Abstract

The recent perspective of practice-driven institutionalism introduces a novel approach to comprehending the boundary framework within which organizational actions, interactions, norms, values, and behaviors develop. Nevertheless, the specific role played by memetics, particularly materials, in the genesis and networking of these practices within this framework remains unclear. In pursuit of this objective, we introduce a theoretical framework designed to facilitate the systematic analysis of the evolutionary dynamics inherent in institutional logics, with a particular emphasis on the practices that emerge from the epistemic discoveries of materials, which have been overlooked in tourism and business research in general.

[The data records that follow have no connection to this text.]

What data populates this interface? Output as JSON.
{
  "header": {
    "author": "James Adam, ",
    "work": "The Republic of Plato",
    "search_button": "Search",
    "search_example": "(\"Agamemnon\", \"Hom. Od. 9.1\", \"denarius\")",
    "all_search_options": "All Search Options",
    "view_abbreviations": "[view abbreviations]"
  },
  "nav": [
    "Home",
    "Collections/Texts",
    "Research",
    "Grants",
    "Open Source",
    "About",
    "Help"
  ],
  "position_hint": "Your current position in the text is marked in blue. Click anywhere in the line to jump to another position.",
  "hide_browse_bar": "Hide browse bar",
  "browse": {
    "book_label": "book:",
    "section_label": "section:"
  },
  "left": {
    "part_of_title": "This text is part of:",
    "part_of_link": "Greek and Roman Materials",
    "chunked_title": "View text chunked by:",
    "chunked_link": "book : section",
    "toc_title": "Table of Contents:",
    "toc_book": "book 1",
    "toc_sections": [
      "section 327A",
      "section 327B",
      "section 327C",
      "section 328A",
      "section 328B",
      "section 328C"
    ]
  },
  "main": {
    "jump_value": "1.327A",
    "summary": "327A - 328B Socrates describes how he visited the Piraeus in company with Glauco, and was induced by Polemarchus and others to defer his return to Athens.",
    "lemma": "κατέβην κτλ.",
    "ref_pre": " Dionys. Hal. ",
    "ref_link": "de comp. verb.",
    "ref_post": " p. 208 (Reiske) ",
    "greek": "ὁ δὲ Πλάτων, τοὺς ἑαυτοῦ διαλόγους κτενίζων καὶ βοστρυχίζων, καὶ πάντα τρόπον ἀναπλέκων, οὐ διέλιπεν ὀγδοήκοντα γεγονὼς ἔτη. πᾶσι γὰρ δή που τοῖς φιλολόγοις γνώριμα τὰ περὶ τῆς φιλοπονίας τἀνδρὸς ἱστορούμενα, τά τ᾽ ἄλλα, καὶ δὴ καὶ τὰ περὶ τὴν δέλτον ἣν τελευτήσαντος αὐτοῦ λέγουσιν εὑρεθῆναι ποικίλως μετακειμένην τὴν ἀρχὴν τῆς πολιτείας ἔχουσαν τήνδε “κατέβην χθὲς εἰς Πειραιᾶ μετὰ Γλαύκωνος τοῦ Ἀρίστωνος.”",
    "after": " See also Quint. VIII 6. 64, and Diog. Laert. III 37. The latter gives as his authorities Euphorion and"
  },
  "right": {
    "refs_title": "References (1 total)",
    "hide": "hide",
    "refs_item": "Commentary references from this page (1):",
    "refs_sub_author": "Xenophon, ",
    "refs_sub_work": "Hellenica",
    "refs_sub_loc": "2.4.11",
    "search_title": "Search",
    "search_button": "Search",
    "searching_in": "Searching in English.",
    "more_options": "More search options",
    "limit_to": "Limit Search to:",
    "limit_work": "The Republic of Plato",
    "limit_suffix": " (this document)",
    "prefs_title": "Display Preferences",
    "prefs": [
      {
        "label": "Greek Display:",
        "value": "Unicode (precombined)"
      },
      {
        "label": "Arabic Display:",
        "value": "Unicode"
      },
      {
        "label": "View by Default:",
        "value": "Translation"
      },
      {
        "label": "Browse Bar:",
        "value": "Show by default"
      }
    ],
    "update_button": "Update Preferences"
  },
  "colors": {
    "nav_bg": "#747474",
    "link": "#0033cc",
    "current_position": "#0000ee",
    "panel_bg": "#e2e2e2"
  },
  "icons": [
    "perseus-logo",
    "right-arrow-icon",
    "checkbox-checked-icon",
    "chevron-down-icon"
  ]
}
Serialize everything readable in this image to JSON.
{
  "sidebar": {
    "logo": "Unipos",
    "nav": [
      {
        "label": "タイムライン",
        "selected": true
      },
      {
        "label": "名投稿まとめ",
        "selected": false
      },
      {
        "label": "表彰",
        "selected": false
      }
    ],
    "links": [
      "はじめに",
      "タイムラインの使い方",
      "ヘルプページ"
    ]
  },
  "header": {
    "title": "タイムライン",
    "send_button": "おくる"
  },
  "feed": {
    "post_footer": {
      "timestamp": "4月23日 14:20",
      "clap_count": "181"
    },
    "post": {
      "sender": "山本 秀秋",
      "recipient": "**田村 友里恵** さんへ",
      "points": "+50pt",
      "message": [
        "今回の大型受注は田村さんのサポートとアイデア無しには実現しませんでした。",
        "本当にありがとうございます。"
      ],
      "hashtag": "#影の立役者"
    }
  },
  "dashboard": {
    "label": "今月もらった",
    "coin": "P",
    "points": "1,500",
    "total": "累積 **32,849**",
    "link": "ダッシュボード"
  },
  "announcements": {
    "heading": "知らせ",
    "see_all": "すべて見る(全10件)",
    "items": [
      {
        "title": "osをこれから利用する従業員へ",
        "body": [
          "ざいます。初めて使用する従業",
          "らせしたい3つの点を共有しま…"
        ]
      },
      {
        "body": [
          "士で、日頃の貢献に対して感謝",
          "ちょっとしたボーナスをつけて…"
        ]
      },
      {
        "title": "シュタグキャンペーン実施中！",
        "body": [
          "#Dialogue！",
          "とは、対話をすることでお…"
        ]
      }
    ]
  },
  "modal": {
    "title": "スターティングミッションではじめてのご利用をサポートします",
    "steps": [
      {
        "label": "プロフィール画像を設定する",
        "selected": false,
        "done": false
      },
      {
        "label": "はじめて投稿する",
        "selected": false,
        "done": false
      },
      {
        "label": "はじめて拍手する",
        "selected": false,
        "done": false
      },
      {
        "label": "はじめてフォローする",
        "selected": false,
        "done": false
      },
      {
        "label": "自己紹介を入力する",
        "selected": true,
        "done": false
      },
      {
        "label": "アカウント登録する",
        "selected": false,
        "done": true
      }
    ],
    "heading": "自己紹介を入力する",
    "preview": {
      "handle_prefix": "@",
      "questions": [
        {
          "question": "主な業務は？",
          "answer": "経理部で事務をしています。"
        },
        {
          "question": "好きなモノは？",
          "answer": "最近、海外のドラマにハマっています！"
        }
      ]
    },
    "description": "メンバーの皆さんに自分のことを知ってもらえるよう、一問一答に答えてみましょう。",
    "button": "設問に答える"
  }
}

Relying on 520 interviews from tourism industry veterans, we conclude with a typology of material-dependent practice-driven institutionalism which points to a systematic pattern where industrial practices resemble each other in a domino effect around the attributes of a dominant material. The typology concludes that material-dependent practice-driven institutionalism creates an 'invisible glass ceiling' that maintains industry practices at the status quo, thereby neutralizing any organizational and managerial initiatives that contradict the inherent properties of the dominant material. We advocate for the adoption of the framework we have introduced among industry practitioners, as it offers a valuable tool for generating meaningful outcomes from their organizational endeavors and practices, set within the complex interplay of institutional logics.